As penas de prisão, acrescentou, têm como finalidade a perspectiva de prevenção criminal embora não na sua na totalidade. Notou ainda que há países com penas muito baixas e nem por isso têm taxas de crimes elevadas, sobretudo no que se refere a crimes sexuais.
“Há muitos países da Europa que quase não têm práticas desses crimes, independentemente das penas. Temos de investir na educação das crianças nas creches, escolas primárias, nas igrejas, na família, visando a redução desses crimes no país”, apelou.

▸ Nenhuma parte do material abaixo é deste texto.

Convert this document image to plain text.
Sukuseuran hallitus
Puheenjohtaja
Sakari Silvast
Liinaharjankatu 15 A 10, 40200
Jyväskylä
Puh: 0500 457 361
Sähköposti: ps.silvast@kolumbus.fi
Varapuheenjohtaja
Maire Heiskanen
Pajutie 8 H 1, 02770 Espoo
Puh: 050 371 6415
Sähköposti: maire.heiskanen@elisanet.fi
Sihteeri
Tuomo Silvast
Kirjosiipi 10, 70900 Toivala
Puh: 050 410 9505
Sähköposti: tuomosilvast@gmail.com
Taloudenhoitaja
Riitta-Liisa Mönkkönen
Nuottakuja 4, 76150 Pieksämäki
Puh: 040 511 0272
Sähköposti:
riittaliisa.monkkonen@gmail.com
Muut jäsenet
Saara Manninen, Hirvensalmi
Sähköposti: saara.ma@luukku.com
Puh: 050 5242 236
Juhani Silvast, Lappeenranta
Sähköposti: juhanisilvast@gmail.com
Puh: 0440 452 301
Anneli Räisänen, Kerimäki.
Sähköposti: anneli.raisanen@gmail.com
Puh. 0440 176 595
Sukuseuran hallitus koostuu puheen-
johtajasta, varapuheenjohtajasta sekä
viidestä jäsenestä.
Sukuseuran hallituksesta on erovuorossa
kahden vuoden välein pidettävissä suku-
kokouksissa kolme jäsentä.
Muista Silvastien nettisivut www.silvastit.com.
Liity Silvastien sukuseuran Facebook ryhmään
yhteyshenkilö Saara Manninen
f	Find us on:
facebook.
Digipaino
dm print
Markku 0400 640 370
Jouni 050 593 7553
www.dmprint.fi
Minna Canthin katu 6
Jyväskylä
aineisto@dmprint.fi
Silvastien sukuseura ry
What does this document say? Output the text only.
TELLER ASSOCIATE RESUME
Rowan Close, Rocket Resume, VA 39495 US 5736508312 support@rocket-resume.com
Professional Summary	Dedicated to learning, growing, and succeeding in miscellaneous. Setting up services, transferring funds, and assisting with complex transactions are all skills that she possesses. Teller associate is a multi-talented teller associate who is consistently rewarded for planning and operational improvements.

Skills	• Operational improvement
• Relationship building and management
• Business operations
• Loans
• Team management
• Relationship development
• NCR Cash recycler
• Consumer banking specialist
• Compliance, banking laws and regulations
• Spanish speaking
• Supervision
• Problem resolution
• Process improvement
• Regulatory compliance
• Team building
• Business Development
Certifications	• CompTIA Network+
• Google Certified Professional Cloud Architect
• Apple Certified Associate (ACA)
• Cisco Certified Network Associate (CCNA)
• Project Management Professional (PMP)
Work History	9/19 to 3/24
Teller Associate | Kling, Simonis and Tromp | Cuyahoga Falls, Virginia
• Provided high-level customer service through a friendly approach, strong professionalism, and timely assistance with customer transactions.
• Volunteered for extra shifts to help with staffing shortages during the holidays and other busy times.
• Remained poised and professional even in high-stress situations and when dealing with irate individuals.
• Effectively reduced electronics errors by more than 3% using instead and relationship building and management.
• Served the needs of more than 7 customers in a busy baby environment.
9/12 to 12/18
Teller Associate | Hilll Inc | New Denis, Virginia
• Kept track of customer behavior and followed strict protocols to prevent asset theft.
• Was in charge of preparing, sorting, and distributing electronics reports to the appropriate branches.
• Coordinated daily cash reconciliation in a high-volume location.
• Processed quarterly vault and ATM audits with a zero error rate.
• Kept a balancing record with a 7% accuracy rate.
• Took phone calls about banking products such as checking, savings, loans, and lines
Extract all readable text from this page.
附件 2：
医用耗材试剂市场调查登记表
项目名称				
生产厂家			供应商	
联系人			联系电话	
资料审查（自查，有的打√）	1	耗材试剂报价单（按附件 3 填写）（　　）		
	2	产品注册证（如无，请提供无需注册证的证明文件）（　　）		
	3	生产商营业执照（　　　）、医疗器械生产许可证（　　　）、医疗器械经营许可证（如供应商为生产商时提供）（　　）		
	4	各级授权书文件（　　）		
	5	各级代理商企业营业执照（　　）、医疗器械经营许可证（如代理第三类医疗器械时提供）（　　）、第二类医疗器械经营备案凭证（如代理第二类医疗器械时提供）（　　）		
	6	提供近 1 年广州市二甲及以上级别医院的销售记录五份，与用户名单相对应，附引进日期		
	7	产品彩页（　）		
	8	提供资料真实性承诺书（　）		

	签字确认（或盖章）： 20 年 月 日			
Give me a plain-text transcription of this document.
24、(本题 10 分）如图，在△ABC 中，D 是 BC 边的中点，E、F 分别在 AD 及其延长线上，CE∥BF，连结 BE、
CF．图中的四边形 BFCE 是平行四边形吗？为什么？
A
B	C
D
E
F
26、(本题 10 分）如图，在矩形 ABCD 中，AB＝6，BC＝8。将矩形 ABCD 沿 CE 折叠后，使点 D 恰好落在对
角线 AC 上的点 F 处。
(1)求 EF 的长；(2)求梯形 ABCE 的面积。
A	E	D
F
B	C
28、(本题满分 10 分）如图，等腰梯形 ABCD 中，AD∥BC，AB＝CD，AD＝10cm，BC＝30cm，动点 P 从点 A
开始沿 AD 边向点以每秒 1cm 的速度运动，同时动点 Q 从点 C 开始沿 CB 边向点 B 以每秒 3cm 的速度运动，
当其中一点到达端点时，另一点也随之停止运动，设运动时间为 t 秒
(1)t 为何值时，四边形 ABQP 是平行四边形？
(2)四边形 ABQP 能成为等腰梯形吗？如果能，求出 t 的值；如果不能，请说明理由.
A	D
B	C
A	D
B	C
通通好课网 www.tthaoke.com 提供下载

Pena pode ser agravada se o autor for familiar
Waldemar José explicou que se a menor de 14 anos for abusada sexualmente sem penetração, nos termos do artigo 192.º do Código Penal, a pena vai de 1 a 5 anos de prisão. Mas se houver penetração, a pena vai de 3 a 12 anos. Se for menor de 11 anos, a pena é agravada 5 a 15 anos de prisão. Se a menor tiver acima de 14 anos e for abusada sexualmente sem penetração, a pena vai de 1 a 5 anos, mas se houver penetração (sexo oral, vaginal e anal) a pena vai de 3 a 8 anos.
As penas podem ser agravadas muito mais, se o agressor for um familiar directo como pai, irmão, primo. E pode ainda ser mais agravado caso transmitam uma doença sexualmente transmissível, com o agravamento de um quarto nos limites das penas.
Uma outra questão que permite agravar a pena de prisão é o facto de a vítima ser menor de 14 anos e acabar grávida ou se suicidar por ter sido agredida sexualmente, ou se o caso lhe tenha causado ofensa à integridade física, ou por causa disso, lhe é retirada um órgão que lhe impede de ter filhos, agravando dois terços da pena.